Transcript of Proeftentamen 3 Levewi

  • Proeftentamen3_LVW 1

    Proefdeeltentamen 3 Levensverzekeringswiskunde

    Theorie: H1 t/m H6 met nadruk op H5 en H6.

    Opgave 1.

    Een 30-jarige man en een 28-jarige vrouw sluiten een direct ingaande prnumerando overlevingsverzekering ten behoeve van de vrouw af van 25.000 per jaar tegen premiebetaling gedurende 30 jaar.

    a) Geef de formule in symbolen waarmee de premie berekend kan worden die de man en de vrouw voor deze verzekering jaarlijks moeten afdragen.

    Ga er van uit dat de premie 3250 per jaar bedraagt.

    b) Geef de formule in symbolen waarmee de voorziening na 1 jaar berekend kan worden indien beide personen nog leven.

    c) Geef de formule in commutatietekens waarmee de voorziening na 1 jaar berekend kan worden indien beide personen nog leven.

    d) Bereken die voorziening.

  • Proeftentamen3_LVW 2

    e) Is er sprake van sterftewinst of sterfteverlies. Motiveer uw antwoord dmv een berekening.

    f) Geef de formule in symbolen waarmee de voorziening na 1 jaar berekend kan worden indien de man overleden is.

    g) Geef de formule in commutatietekens waarmee de voorziening na 1 jaar berekend kan worden indien de man overleden is.

    h) Bereken die voorziening.

    i) Is er sprake van sterftewinst of sterfteverlies. Motiveer uw antwoord dmv een berekening.

    Zie ommezijde

  • Proeftentamen3_LVW 3

    Opgave 2.

    Een verzekeraar wil het risico dat hij loopt bij een onverwachte situatie (bv een overlijden van een vrouw bij een erfrenteverzekering) dekken door een verzekering bij een andere verzekerings-maatschappij af te sluiten.
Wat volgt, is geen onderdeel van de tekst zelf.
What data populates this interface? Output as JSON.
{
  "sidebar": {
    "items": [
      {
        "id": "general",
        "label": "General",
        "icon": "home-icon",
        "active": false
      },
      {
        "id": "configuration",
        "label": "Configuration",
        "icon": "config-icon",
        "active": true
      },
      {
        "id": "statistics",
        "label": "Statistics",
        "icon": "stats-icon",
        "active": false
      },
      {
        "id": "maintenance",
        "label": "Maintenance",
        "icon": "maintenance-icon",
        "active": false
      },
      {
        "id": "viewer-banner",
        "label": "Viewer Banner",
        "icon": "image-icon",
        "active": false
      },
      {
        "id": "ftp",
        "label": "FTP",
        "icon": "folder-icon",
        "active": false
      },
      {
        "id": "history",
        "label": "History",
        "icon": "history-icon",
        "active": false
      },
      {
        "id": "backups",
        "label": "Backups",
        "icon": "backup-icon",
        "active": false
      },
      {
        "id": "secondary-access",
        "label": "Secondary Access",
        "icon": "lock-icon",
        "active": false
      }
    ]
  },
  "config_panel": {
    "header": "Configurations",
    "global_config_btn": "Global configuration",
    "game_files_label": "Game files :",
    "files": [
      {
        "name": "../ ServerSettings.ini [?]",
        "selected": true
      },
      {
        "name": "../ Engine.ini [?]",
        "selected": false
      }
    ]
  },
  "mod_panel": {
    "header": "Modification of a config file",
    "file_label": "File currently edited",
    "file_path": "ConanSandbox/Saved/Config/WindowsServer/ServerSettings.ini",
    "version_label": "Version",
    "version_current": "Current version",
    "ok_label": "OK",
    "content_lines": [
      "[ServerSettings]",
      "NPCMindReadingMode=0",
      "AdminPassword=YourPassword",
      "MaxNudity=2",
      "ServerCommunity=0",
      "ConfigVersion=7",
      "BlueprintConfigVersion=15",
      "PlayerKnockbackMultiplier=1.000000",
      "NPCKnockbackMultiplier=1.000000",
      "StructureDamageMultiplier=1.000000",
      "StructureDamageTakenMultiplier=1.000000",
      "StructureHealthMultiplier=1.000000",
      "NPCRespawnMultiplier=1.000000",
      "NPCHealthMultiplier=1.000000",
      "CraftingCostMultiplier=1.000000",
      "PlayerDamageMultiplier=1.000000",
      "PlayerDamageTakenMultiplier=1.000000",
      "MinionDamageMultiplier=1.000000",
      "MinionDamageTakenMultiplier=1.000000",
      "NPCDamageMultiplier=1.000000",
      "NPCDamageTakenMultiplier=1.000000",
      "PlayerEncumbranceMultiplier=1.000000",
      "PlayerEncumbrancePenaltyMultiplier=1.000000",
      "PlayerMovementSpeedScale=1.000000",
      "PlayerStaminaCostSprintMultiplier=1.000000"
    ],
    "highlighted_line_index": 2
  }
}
Daarvoor sluit hij bij die andere verzekeringsmaatschappij een 10 jaar durende risicoverzekering af van 500.000 op een 30-jarige man direct uit te keren indien de man overlijdt.

    a) Geef de formule in symbolen waarmee de koopsom voor deze verzekering berekend kan worden.

    b) Geef de formule in commutatietekens waarmee koopsom voor deze verzekering berekend kan worden.

    c) Bereken die koopsom.

    Veronderstel dat de verzekeringsmaatschappij een levenslange risicoverzekering had afgesloten van 400.000 op een 32-jarige vrouw uit te keren aan het einde van het jaar van haar overlijden.

    d) Geef de formule in symbolen waarmee de koopsom voor deze verzekering berekend kan worden.

    Zie ommezijde

  • Proeftentamen3_LVW 4

    e) Geef de formule in commutatietekens waarmee de koopsom voor deze verzekering berekend kan worden.

    Opgave 3.

    Een 35-jarige man treedt toe tot een pensioenregeling tegen een pensioengrondslag van 35.000. Op zijn 50e jaar wordt de pensioengrondslag verhoogd tot 65.000. Het opbouwpercentage bedraagt 2%. Het pensioen gaat in op zijn 57e en wordt maandelijks uitgekeerd.

    a) Bereken zijn totale Pensioenrecht indien het Eindloonstelsel gehanteerd wordt.

    De pensioenrechten worden zeker gesteld door ze bij een verzekeraar onder te brengen dmv een betaling in de vorm van een Koopsom.

    b) Geef de formule in symbolen waarmee de koopsommen van respectievelijk jaar 1, jaar 2 en die van jaar 16 (als de man 50 is) berekend kunnen worden.

    c) Geef de formule in commutatietekens waarmee de koopsommen berekend kunnen worden.

    Zie ommezijde

  • Proeftentamen3_LVW 5

    Opgave 4.

    Een 30-jarige vrouw treedt toe tot een pensioenregeling tegen een pensioengrondslag van 25.000. Op haar 45e jaar wordt de pensioengrondslag verhoogd tot 45.000. Het opbouwpercentage bedraagt 1 %. Het ouderdomspensioen gaat in op haar 60e en wordt maandelijks uitgekeerd. Haar man is 2 jaar ouder. Het nabestaandenpensioen bedraagt 70% van het ouderdomspensioen en gaat direct na het overlijden in.

    a) Bereken het totale Pensioenrecht van de vrouw indien het Middelloonstelsel gehanteerd wordt.

    b) Bereken de grootte van het nabestaandenpensioen.

    c) Geef de formule in symbolen waarmee de premie van het nabestaandenpensioen berekend kan worden.

    d) Geef de formule in commutatietekens waarmee de premie van het nabestaandenpensioen berekend kan worden.